Almost 18 percent of those who participate in government assistance programs are Asian Americans. However those in the community already underuse social services, Jo-Ann Yoo, executive director of the New York City-based social services nonprofit Asian American Federation, said. Not only would underprivileged immigrants meet challenges in obtaining permanent residency, but Yoo said that the proposed rule would further intimidate them from utilizing public services.

According to the new public charge rule, immigrants would also be assessed on English proficiency. The Asian American population already has the highest proportion of residents who speak a language other than English at home. And more than one-third of Asian American and Pacific Islanders have limited English proficiency.

“The Trump administration has a very narrow view of what types of immigrants are so-called desirable in the United States and frankly it is a racist and xenophobic view,” Yang told NBC News. “That view is that only people who are desirable are already proficient in English, already have a certain level of wealth or high skills.”
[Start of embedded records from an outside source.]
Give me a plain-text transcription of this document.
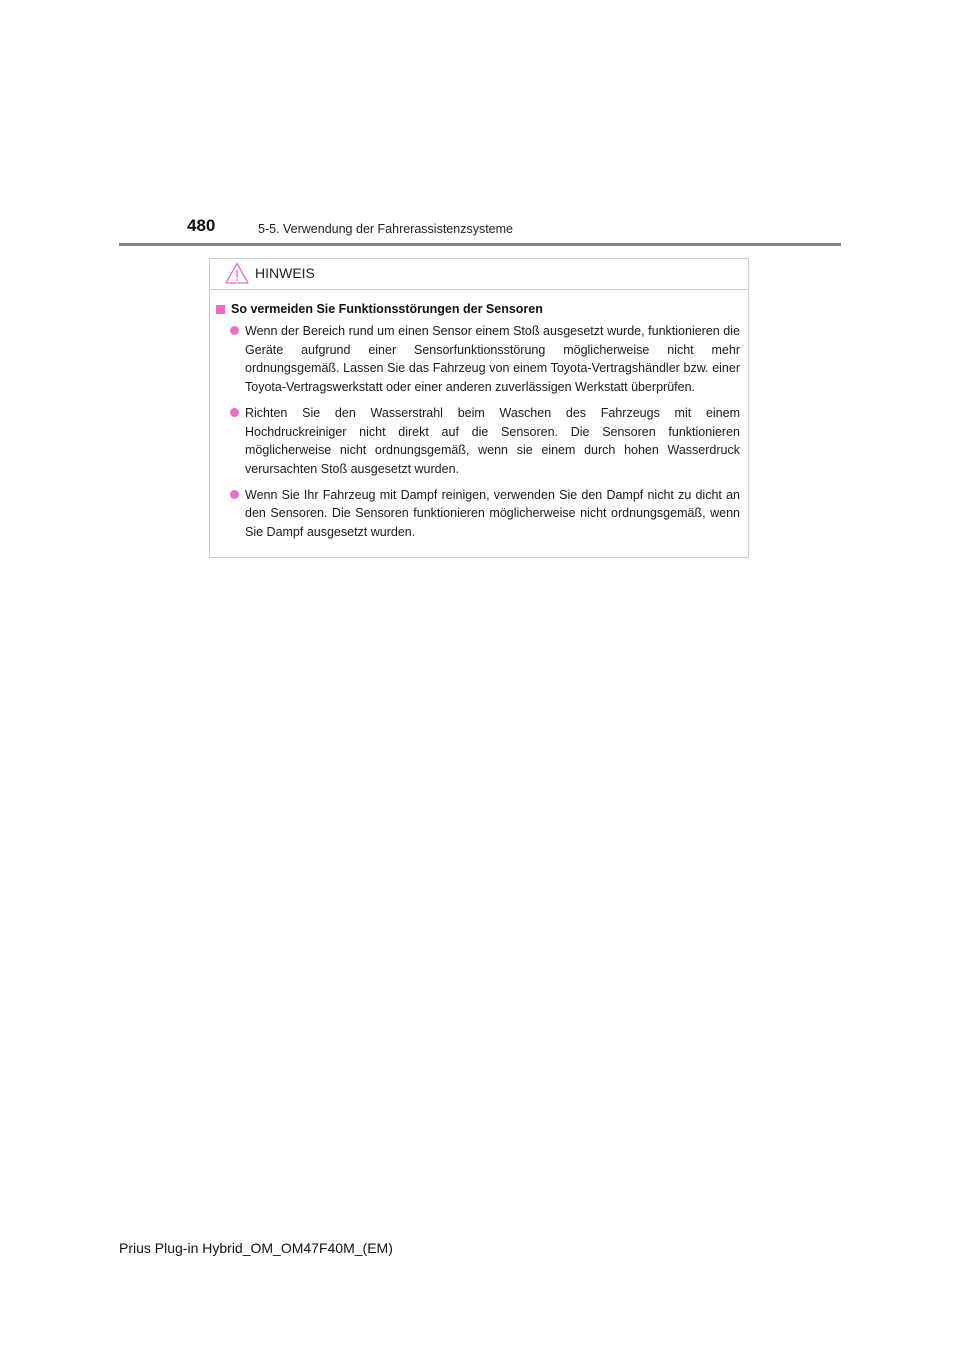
480	5-5. Verwendung der Fahrerassistenzsysteme
HINWEIS
So vermeiden Sie Funktionsstörungen der Sensoren
Wenn der Bereich rund um einen Sensor einem Stoß ausgesetzt wurde, funktionieren die Geräte aufgrund einer Sensorfunktionsstörung möglicherweise nicht mehr ordnungsgemäß. Lassen Sie das Fahrzeug von einem Toyota-Vertragshändler bzw. einer Toyota-Vertragswerkstatt oder einer anderen zuverlässigen Werkstatt überprüfen.
Richten Sie den Wasserstrahl beim Waschen des Fahrzeugs mit einem Hochdruckreiniger nicht direkt auf die Sensoren. Die Sensoren funktionieren möglicherweise nicht ordnungsgemäß, wenn sie einem durch hohen Wasserdruck verursachten Stoß ausgesetzt wurden.
Wenn Sie Ihr Fahrzeug mit Dampf reinigen, verwenden Sie den Dampf nicht zu dicht an den Sensoren. Die Sensoren funktionieren möglicherweise nicht ordnungsgemäß, wenn Sie Dampf ausgesetzt wurden.
Prius Plug-in Hybrid_OM_OM47F40M_(EM)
Since the rule was proposed back in 2018, roughly 13 percent of immigrant adults are reported to have withdrawn their use of public benefits out of fear of risking their future green card status, according to a report by Urban Institute. Yang added that some individuals who would not be subject to the rule have actually pulled out of public services due to misinformation.

“It does not affect refugees. It does not affect existing citizens,” he said. “We don’t want people to be fearful of using public benefits when they are entitled to use them.”

Asian Americans have long confronted restrictive immigration policies tied to the potential use of social services. The first public charge rule in U.S. history coincided with the passage of the Chinese Exclusion Act of 1882. The two separate legal rules ultimately carried the same function.

“There’s an absolute linkage between the discrimination of Asians and public charge,” Yang said. “[The first public charge rule and the Chinese Exclusion Act] were rooted in the same thing: which was this notion that Chinese immigrants were coming into the country in numbers that were too large and that they were somehow deemed to be undesirable.”

Yang pointed out that since that time, public charge has been used to exclude other immigrant communities, including Mexican immigrants and those in the Jewish community.